Betting against Apple may seem like a bad idea today, but at the time, CurrentC was being pushed by another retail behemoth — Walmart. Target was also an early member, along with a number of fast food and retail chains.
MCX was a powerful group that offered many attractive benefits to retailers tired of paying credit card fees while getting locked out of valuable customer data.
One of the problems was that MCX demanded exclusivity. They were not willing to compete with Apple Pay on the same terminals — despite the fact that terminals capable of handling one vendor could also handle the other. Perhaps the bigger problem was that MCX required its members to sign on for two years, and there were penalties for opting out of the contract early.
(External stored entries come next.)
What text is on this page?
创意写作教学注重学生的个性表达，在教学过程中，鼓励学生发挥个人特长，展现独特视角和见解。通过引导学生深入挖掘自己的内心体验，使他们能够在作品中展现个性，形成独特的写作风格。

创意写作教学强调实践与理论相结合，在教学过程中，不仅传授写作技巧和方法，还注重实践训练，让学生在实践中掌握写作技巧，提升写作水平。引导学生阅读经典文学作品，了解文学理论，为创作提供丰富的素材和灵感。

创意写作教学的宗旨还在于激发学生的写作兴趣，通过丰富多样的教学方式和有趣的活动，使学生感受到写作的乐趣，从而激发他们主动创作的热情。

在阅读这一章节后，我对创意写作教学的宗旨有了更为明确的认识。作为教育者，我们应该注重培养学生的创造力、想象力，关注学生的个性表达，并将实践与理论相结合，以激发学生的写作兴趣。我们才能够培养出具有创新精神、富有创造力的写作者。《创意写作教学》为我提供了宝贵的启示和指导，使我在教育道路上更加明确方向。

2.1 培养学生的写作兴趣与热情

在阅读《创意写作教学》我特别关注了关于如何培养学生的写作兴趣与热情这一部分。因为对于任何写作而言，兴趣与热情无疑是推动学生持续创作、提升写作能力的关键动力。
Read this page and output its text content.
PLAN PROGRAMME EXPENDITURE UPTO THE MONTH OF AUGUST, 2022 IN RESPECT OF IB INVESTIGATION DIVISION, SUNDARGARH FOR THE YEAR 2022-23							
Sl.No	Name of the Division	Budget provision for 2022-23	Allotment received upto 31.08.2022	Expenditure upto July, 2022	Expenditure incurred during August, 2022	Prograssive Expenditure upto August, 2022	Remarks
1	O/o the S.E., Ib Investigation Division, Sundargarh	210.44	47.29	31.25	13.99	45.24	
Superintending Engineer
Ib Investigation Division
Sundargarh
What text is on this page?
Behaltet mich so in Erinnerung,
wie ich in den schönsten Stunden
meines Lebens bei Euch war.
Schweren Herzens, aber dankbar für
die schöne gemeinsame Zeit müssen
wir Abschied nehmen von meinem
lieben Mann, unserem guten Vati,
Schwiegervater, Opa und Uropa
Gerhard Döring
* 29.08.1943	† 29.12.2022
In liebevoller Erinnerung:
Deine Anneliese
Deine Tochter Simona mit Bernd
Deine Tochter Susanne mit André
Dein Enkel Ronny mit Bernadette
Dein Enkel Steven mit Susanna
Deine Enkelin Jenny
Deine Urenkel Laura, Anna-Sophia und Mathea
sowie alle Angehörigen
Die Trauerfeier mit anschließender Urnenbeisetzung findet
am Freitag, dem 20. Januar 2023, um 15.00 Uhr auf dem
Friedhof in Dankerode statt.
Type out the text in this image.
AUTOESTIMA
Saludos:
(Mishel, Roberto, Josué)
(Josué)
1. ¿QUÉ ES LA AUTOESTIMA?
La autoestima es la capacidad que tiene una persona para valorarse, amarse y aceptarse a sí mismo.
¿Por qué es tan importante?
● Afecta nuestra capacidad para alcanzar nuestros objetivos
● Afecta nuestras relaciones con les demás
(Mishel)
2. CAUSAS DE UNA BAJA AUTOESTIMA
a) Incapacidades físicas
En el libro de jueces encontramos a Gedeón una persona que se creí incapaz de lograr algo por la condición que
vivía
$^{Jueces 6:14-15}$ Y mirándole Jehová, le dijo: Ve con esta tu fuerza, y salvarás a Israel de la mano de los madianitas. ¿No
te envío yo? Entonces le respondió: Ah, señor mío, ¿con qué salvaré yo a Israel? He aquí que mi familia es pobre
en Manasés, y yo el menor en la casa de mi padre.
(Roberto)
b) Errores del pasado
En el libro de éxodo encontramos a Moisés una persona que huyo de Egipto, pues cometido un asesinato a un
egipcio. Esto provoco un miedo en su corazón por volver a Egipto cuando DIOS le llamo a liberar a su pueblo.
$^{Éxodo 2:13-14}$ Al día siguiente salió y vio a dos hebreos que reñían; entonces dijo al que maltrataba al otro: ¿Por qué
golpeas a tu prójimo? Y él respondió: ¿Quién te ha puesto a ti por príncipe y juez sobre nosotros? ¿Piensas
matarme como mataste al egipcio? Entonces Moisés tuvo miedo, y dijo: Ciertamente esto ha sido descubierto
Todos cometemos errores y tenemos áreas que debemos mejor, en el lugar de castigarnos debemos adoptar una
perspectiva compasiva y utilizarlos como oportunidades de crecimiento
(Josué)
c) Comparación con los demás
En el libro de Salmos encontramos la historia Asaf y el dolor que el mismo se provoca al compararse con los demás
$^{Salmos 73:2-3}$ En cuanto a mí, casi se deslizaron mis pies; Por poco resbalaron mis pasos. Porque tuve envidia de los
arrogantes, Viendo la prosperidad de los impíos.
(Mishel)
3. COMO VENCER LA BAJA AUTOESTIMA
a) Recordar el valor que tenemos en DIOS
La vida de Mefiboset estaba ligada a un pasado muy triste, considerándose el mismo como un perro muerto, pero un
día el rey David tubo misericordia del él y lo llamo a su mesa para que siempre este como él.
CVS raised the ire of Apple Pay enthusiasts early on because they actually took Apple Pay for the first few days. Early adopters were unsure if all NFC terminals could accept Apple Pay. CVS was one of the first non-launch partners that definitively answered that question in the affirmative.
Only days into their adoption of NFC terminals, CVS taught consumers another lesson about Apple Pay. It could be turned off by any retailer who didn’t want to accept it — and that is exactly what happened. CVS locked out Apple Pay, and angered many customers to the point of them switching to sector rival, Walgreens. Walgreens had been an Apple Pay partner from the beginning.
While Walmart and Target are still holdouts, CurrentC has lost many of its retail partners. Apple announced earlier this year that 7-Eleven will soon be joining CVS in accepting Apple Pay.